Constant folding multi dimension vector reduction if the source and accumulator are both constant and splat. In this case, denote the value in source as S, value in accumulator as A and the reduction op as @:
result = splat(V) where V = A @ (S @ S … @ S)
Where @ is applied N times where N is the product of reduction dims. The suggested implementation uses APFloat and APInt. The arguments for doing it is:
Accuracy: doing this with APFloat is more accurate than lowering to a partial reduction and doing this at runtime.
Consistency: this would make the result more consistent compared to say, doing the O(N) operations at runtime where it can vary hardware to hardware.
If we determine that partial reduction is the correct way to do this and we should not fold, then we are enforcing non-determinism: the reduction op does not specify ordering, so for a given reduction any ordering is valid and so there is no unique valid result. It is an inconsistent stance to take, to accept that there is no unique valid result but stipulate that the result we’d get by folding is not valid.
It’s a bit awkward to argue that we should fold, because usually the arguments are over choosing between “fast or accurate” or “fast or deterministic” but here it is “fast, more accurate and deterministic or ?”.
With floating point math it is inevitably hard to get same results on all hardware, with all compilers etc… And reductions can lead to different results- the default behavior of any major OpenMP/OpenACC compiler is that omp parallel for reduction or acc parallel for reduction can return different values run by run: this is justifiable, because the default expectation is performance. Serializing a reduction is not the default. That justification is even easier to apply here: who would be unhappy that their program got faster and more accurate?
Thanks for the proposal, @Iman. This is interesting because AFAIK, we don’t currently do much folding in the vector dialect for ‘math-heavy’ operations, i.e., ops that do not merely rearrange vector elements. Before we get to multi_reduction, I think we should decide whether we want to constant fold more operations in this bucket: reduction, contract, matrix_multiply, outerproduct.
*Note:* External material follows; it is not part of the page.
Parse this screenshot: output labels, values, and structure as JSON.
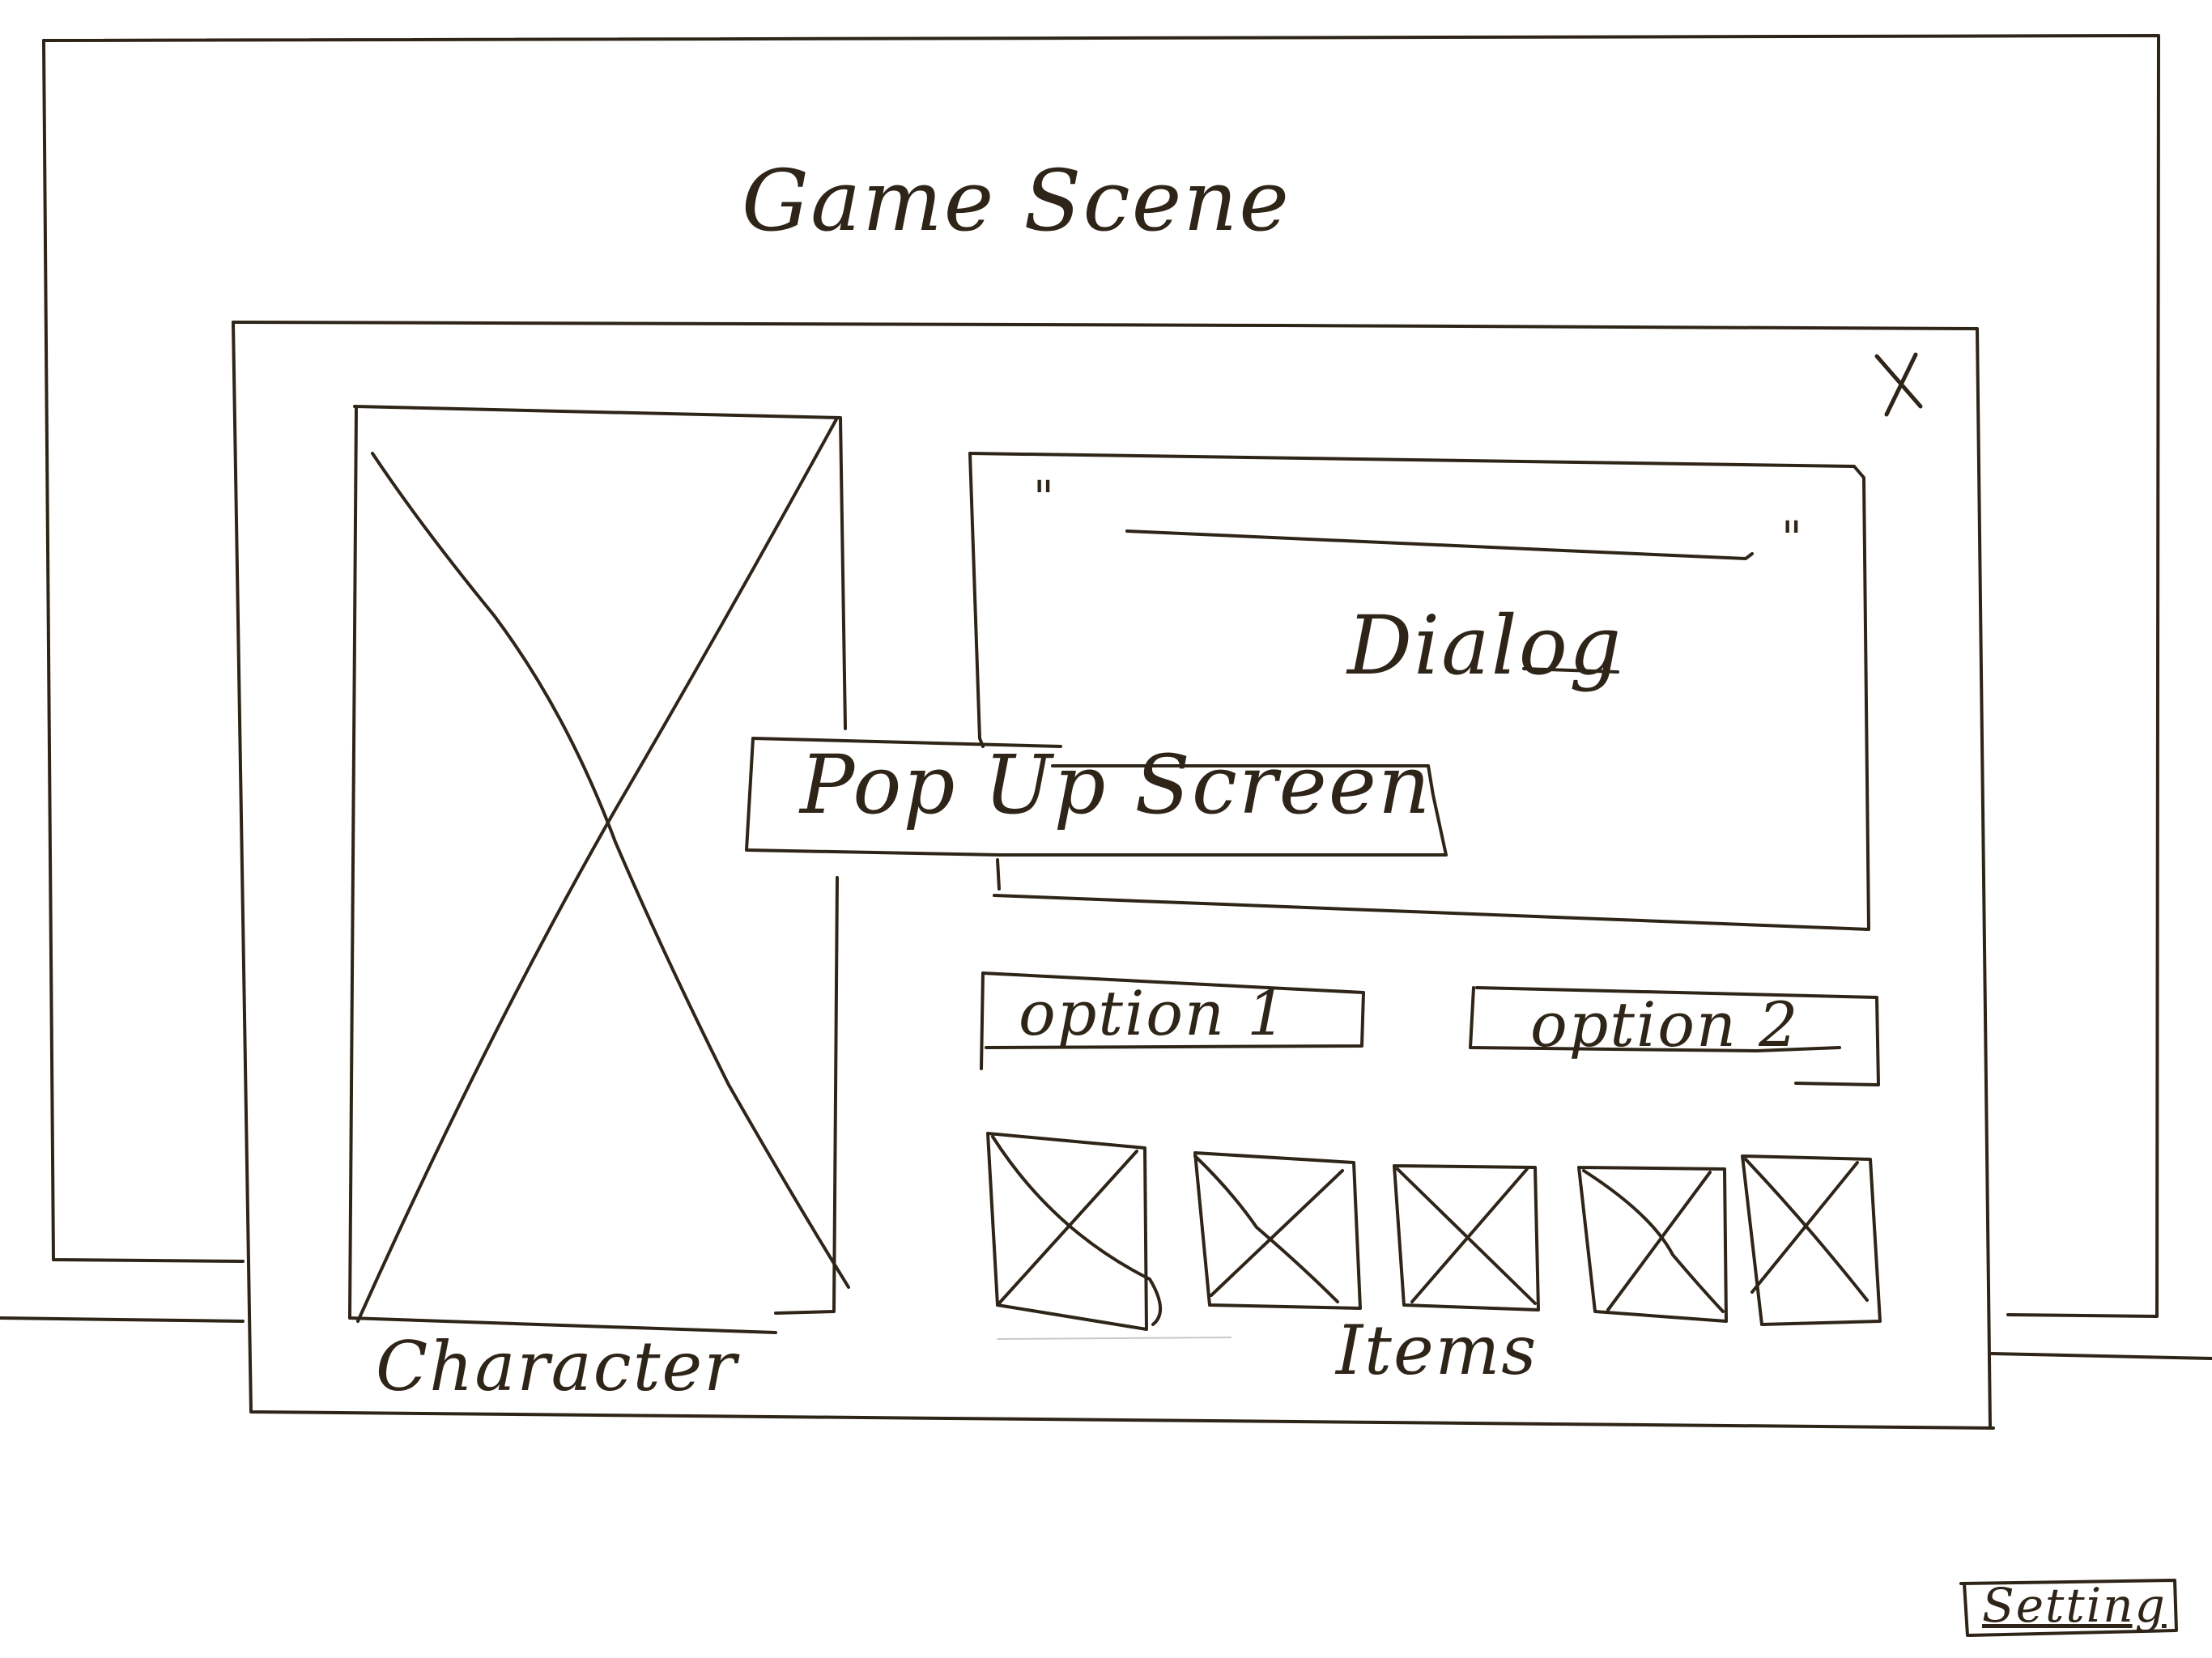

Before going into the multi reduction proposal, let’s consider the simpler case of (plain) reduction. The idea of folding it is interesting because it ends up producing a single scalar, thus we don’t have to worry about creating too many dense element attributes. For integer values, this seems to me like an obvious win. For floating point values, however, my concern would be whether the fold itself is correct. Assuming no rounding flags, this seems safe for some fp values like NaN/Inf or for identity values of combining operations. I’m not sure if we can safely fold the most general case of arbitrary fp inputs and arbitrary combining kinds, since the reduction order is currently unspecified. Even folding arbitrary splat values seems tricky with <mul> requiring us to commit to a certain pow function implementation like in your APFloat PR. Last, maybe it would also be good to only make the ‘cheap’ case a fold and the more complicated non-splat cases a canon pattern to save on compilation times.
I’d like to highlight that this reads to me very much like a bug report… Probably not the kind of precedent we’d be looking to replicate.
In the multi_reduction case, I think we’d need to take the same precautions as in reduction and, in addition, cap the constant sizes.
Would it make sense to perhaps split the PR in two (integer one can be submitted post review as seems everyone is happy) and then the discussion here can also focus on floating point exclusively?
Thanks @kuhar .
Re limiting the constant size: Do we even need to do anything here (the case where source and destination are both splat)? Because the output would also be Splat.
Last, maybe it would also be good to only make the ‘cheap’ case a fold and the more complicated non-splat cases a canon pattern to save on compilation times.
Totally. I am only suggesting, at least for now, to do the splat-splat case.
So we also don’t have any large constant issue for this case and the only remaining issue is whether the fold may be incorrect for float, because the reduction order is unspecified. And this is the part I don’t understand.
How can we be producing incorrect result, when it is unspecified what is the correct result? If the order was specified then one could argue whether a certain value would be incorrect because it did not conform to that specification. Maybe later there would be an attribute or another op with a specification about how to do the reduction, and once there is, that spec should be respected. But currently there isn’t.
For a splat-splat case there is really only 2 possibilities: fold or partial-reduce. None of them is any more correct than the other given the spec, but one of them is much faster and more efficient.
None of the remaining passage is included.